Trade offs/Tech choices
Need to develop a strategy to place the different types of cars efficiently use of parking lots. If some type of parking lots aren't enough, we may use the different parking lots to place trucks, a truck may take 3 small nearby parking lots.
We should care about the disabled and reserve for the different types of parking lots. Also, we should care about electrical blackouts and the user may pay for the parking lots with checks.
TicketId should include parking lot number, parking lot type, start date, and duration.
Failure scenarios/bottlenecks
Fault Tolerance
All the components - Load Balancers, Web Servers, Cache and Database should have multiple instances for improved availability. There should be robust monitoring and alerting systems on them.
All nodes can fail. Let's look at important failure cases.
Failure in Parking Service
If Parking Service fails (hardware failure, crash, software bug, network partition, slowness ...), it would directly impact the most time sensitive operation of this system, i.e., redirectURL(). To mitigate this, we should always run multiple Mapping Service nodes. It is s stateless service, so we can multiple nodes of the same service. We can use a coordination service, e.g., ZooKeeper, to track which nodes are alive (i.e. sending regular heartbeat to ZooKeeper), which are likely dead (i.e. not sending heartbeats for some time), which nodes should be taking requests.
Failure in Cache
Losing cache would also impact park and unpark API functionality. For example, let's say Redis Cache that is holding 10% of parking slots goes does due to a faulty memory. Parking service will now have to access the database for each of these mappings. This makes requests much slower. Increased load on the database may even have cascading impact - database gets slower and slower, Parking Services retry, making the database even busier - ultimately resulting in the database crash.
We have multiple mitigations.
a. Create read replicas for Redis Cache. Let's say for 1 leader, we put 2 read-only replicas. Writes are handled by the leader, and propagated to read replicas by transmitting a write log. Reads can be handled by all three. If the leader goes down for some reason, one of the read replicas can become the leader (after a leader selection process) and take over the responsibility as the leader. This would avoid the aforementioned scenario.
b. Parking Service should have a mitigation strategy to avoid overloading the database. For example, exponential backoff before retrying, rate-limiting, and circuit-breaking.
To make the system more fault-tolerant, we deploy the payment, and parking services in a few instances.

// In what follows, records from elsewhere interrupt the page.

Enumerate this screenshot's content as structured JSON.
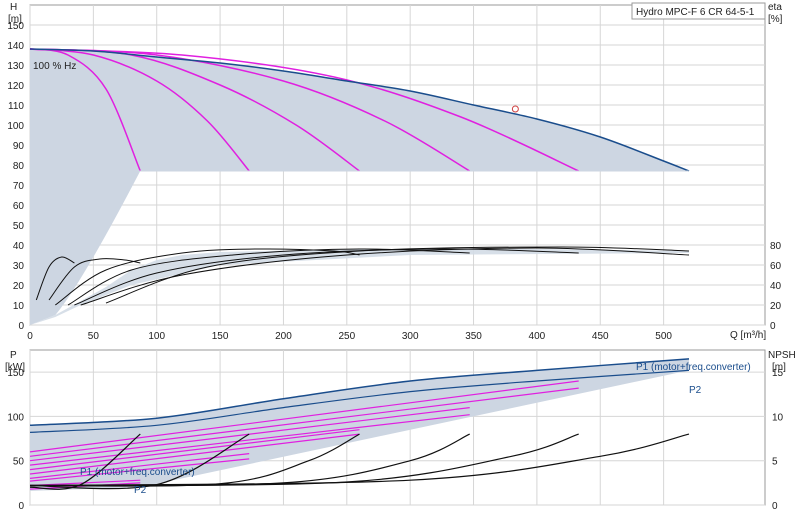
{
  "chart_data": [
    {
      "type": "line",
      "title": "Hydro MPC-F 6 CR 64-5-1",
      "xlabel": "Q [m³/h]",
      "ylabel_left": "H",
      "ylabel_left_unit": "[m]",
      "ylabel_right": "eta",
      "ylabel_right_unit": "[%]",
      "xlim": [
        0,
        580
      ],
      "ylim": [
        0,
        160
      ],
      "eta_lim": [
        0,
        100
      ],
      "x_ticks": [
        "0",
        "50",
        "100",
        "150",
        "200",
        "250",
        "300",
        "350",
        "400",
        "450",
        "500"
      ],
      "y_ticks": [
        "0",
        "10",
        "20",
        "30",
        "40",
        "50",
        "60",
        "70",
        "80",
        "90",
        "100",
        "110",
        "120",
        "130",
        "140",
        "150"
      ],
      "eta_ticks": [
        "0",
        "20",
        "40",
        "60",
        "80"
      ],
      "annotation": "100 % Hz",
      "duty_point": {
        "q": 383,
        "h": 108
      },
      "min_head": 77,
      "qh_100": [
        [
          0,
          138
        ],
        [
          50,
          137
        ],
        [
          100,
          134
        ],
        [
          150,
          131
        ],
        [
          200,
          127
        ],
        [
          250,
          122
        ],
        [
          300,
          117
        ],
        [
          350,
          110
        ],
        [
          400,
          103
        ],
        [
          450,
          94
        ],
        [
          500,
          82
        ],
        [
          520,
          77
        ]
      ],
      "qh_partial": [
        [
          [
            0,
            138
          ],
          [
            30,
            135
          ],
          [
            60,
            118
          ],
          [
            87,
            77
          ]
        ],
        [
          [
            0,
            138
          ],
          [
            50,
            135
          ],
          [
            100,
            122
          ],
          [
            140,
            102
          ],
          [
            173,
            77
          ]
        ],
        [
          [
            0,
            138
          ],
          [
            80,
            135
          ],
          [
            150,
            120
          ],
          [
            210,
            100
          ],
          [
            260,
            77
          ]
        ],
        [
          [
            0,
            138
          ],
          [
            100,
            135
          ],
          [
            200,
            122
          ],
          [
            280,
            102
          ],
          [
            347,
            77
          ]
        ],
        [
          [
            0,
            138
          ],
          [
            120,
            135
          ],
          [
            240,
            124
          ],
          [
            340,
            104
          ],
          [
            433,
            77
          ]
        ]
      ],
      "eta_curves": [
        [
          [
            5,
            25
          ],
          [
            15,
            58
          ],
          [
            25,
            68
          ],
          [
            35,
            62
          ]
        ],
        [
          [
            15,
            25
          ],
          [
            35,
            58
          ],
          [
            55,
            66
          ],
          [
            75,
            65
          ],
          [
            87,
            62
          ]
        ],
        [
          [
            20,
            20
          ],
          [
            60,
            55
          ],
          [
            120,
            72
          ],
          [
            180,
            76
          ],
          [
            240,
            74
          ],
          [
            260,
            70
          ]
        ],
        [
          [
            30,
            20
          ],
          [
            80,
            55
          ],
          [
            160,
            70
          ],
          [
            260,
            76
          ],
          [
            347,
            72
          ]
        ],
        [
          [
            35,
            20
          ],
          [
            100,
            52
          ],
          [
            200,
            70
          ],
          [
            330,
            76
          ],
          [
            433,
            72
          ]
        ],
        [
          [
            40,
            20
          ],
          [
            120,
            50
          ],
          [
            250,
            70
          ],
          [
            400,
            77
          ],
          [
            520,
            70
          ]
        ],
        [
          [
            60,
            22
          ],
          [
            140,
            58
          ],
          [
            260,
            74
          ],
          [
            420,
            78
          ],
          [
            520,
            74
          ]
        ]
      ],
      "envelope_low": [
        [
          0,
          0
        ],
        [
          10,
          5
        ],
        [
          20,
          10
        ],
        [
          40,
          24
        ],
        [
          60,
          38
        ],
        [
          80,
          55
        ],
        [
          100,
          65
        ],
        [
          120,
          70
        ],
        [
          150,
          73
        ],
        [
          220,
          75
        ],
        [
          300,
          76
        ],
        [
          400,
          76
        ],
        [
          520,
          74
        ],
        [
          520,
          72
        ],
        [
          300,
          70
        ],
        [
          150,
          60
        ],
        [
          80,
          40
        ],
        [
          40,
          20
        ],
        [
          20,
          8
        ],
        [
          0,
          0
        ]
      ]
    },
    {
      "type": "line",
      "xlim": [
        0,
        580
      ],
      "ylabel_left": "P",
      "ylabel_left_unit": "[kW]",
      "ylabel_right": "NPSH",
      "ylabel_right_unit": "[m]",
      "ylim": [
        0,
        175
      ],
      "npsh_lim": [
        0,
        17.5
      ],
      "y_ticks": [
        "0",
        "50",
        "100",
        "150"
      ],
      "npsh_ticks": [
        "0",
        "5",
        "10",
        "15"
      ],
      "series_labels": {
        "p1_top": "P1 (motor+freq.converter)",
        "p2_top": "P2",
        "p1_low": "P1 (motor+freq.converter)",
        "p2_low": "P2"
      },
      "p1_100": [
        [
          0,
          90
        ],
        [
          100,
          98
        ],
        [
          200,
          120
        ],
        [
          300,
          140
        ],
        [
          400,
          152
        ],
        [
          520,
          165
        ]
      ],
      "p2_100": [
        [
          0,
          82
        ],
        [
          100,
          90
        ],
        [
          200,
          110
        ],
        [
          300,
          128
        ],
        [
          400,
          140
        ],
        [
          520,
          152
        ]
      ],
      "power_partial": [
        [
          [
            0,
            60
          ],
          [
            433,
            140
          ]
        ],
        [
          [
            0,
            55
          ],
          [
            433,
            132
          ]
        ],
        [
          [
            0,
            50
          ],
          [
            347,
            110
          ]
        ],
        [
          [
            0,
            45
          ],
          [
            347,
            102
          ]
        ],
        [
          [
            0,
            40
          ],
          [
            260,
            85
          ]
        ],
        [
          [
            0,
            35
          ],
          [
            260,
            80
          ]
        ],
        [
          [
            0,
            30
          ],
          [
            173,
            58
          ]
        ],
        [
          [
            0,
            27
          ],
          [
            173,
            52
          ]
        ],
        [
          [
            0,
            22
          ],
          [
            87,
            28
          ]
        ],
        [
          [
            0,
            18
          ],
          [
            87,
            25
          ]
        ]
      ],
      "npsh_curves": [
        [
          [
            0,
            2
          ],
          [
            40,
            2.3
          ],
          [
            87,
            8
          ]
        ],
        [
          [
            0,
            2.2
          ],
          [
            100,
            2.3
          ],
          [
            173,
            8
          ]
        ],
        [
          [
            0,
            2.2
          ],
          [
            150,
            2.4
          ],
          [
            220,
            5
          ],
          [
            260,
            8
          ]
        ],
        [
          [
            0,
            2.2
          ],
          [
            200,
            2.5
          ],
          [
            300,
            5
          ],
          [
            347,
            8
          ]
        ],
        [
          [
            0,
            2.2
          ],
          [
            250,
            2.6
          ],
          [
            380,
            5.5
          ],
          [
            433,
            8
          ]
        ],
        [
          [
            0,
            2.2
          ],
          [
            300,
            2.8
          ],
          [
            450,
            5.5
          ],
          [
            520,
            8
          ]
        ]
      ]
    }
  ]
}
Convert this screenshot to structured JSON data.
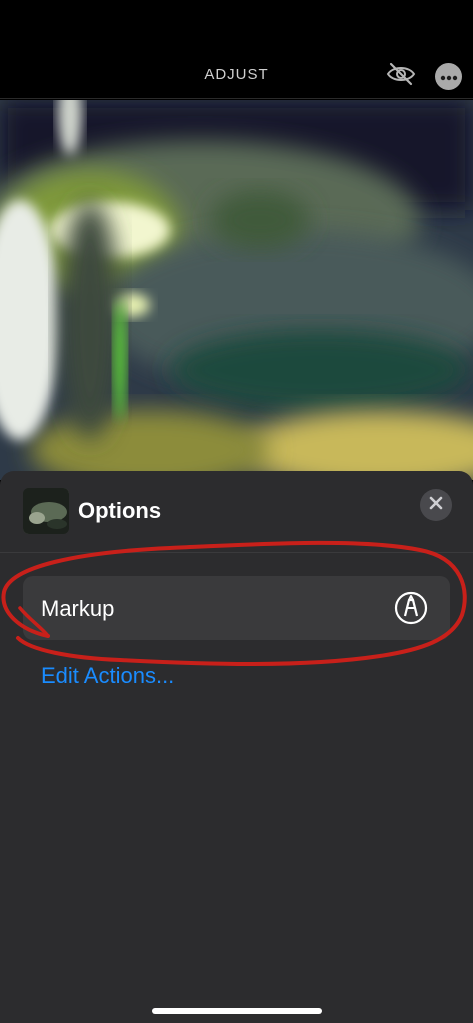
{
  "topbar": {
    "title": "ADJUST",
    "hide_icon": "eye-slash-icon",
    "more_icon": "ellipsis-circle-icon"
  },
  "photo": {
    "alt_icon": "photo-image"
  },
  "sheet": {
    "title": "Options",
    "close_icon": "xmark-icon",
    "actions": [
      {
        "label": "Markup",
        "icon": "markup-pen-icon"
      }
    ],
    "edit_actions_label": "Edit Actions..."
  },
  "colors": {
    "accent": "#1a8cff",
    "sheet_bg": "#2c2c2e",
    "row_bg": "#3a3a3c",
    "annotation": "#c8201a"
  }
}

These services are stateless and if one of them falls down, the Kubernetes we can use it to orchestrate container runs new service instances.
DB uses Postgres which may have a few replicas. The leader is processing the write request and replicating these changes to other DB instances. Here DB leader is the single point of failure. To fix that we can organize the standby leader and active to active master replication.
Failure in Payment Service.
The external service may fail so we could integrate it with several payment gateways.
If it was the blackout we would stop parking and process only the parked cars to leave by using the payment method as checks.
Scalability - park and unpark API:
As the number of write requests to park and unpark API increases, it might put too much pressure on the database, causing slowness, errors, or even crashes.
To avoid this, we can introduce a message queue to buffer the requests. API Gateway would push a message in the message queue, representing the request. Parking service would pull from the queue, process the request, and notify the API Gateway client requests processed with a hook. The system can inform the client with long polling.
Future improvements
Add the metrics, collect analytics to predict the user request peaks.